# When to remove fake eggs



## Donica (Apr 3, 2014)

I have a pair of cockatiels that hatched two eggs. The other eggs are fake. (Ethel was laying too many eggs, so my last resort was to let her have babies and get it out of her system. But I didn't want as many babies as the number of eggs she was laying. So I replaced all but two with fake eggs.)
My question is: As the babies get a little older, how long do I leave the fake eggs in the nest box before removing them?
I think it is good for the babies to have the eggs in with them while they are still little with weak necks, so they can support their heads on the eggs, I'm not sure.
I'm also worried if I remove the eggs too soon, Ethel will lay more eggs.

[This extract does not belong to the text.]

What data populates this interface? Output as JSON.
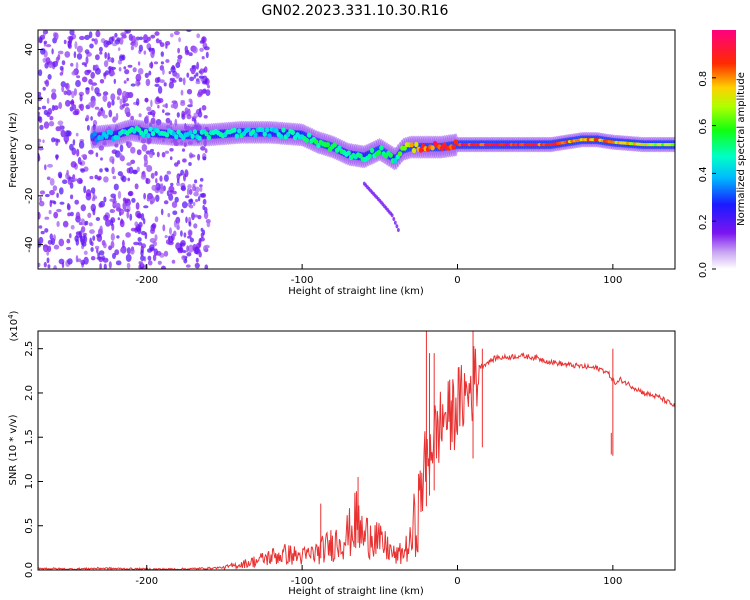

And the whole purpose of this is to stop her laying because I am afraid she will kill herself from overlaying, even though she has a steady source of calcium.
Please, any advice would be most welcome.


----------



## blueybluesky (Jul 9, 2013)

I usually leave the eggs in for a while for the babies to prop themselves up on to, other times I'll leave them in until a little after the point that they should have hatched at so the parents know their not going to hatch and remove them. That's only what I've done though, I cant be sure it would be ok for a bird that keeps laying.

Good Luck with the bubs, sorry I couldn't help more


----------



## Darkel777 (Jun 7, 2013)

I leave them in until nesting is over and hormones are back to normal.


----------



## Donica (Apr 3, 2014)

Thanks for the advice. And thanks for the good wishes.


----------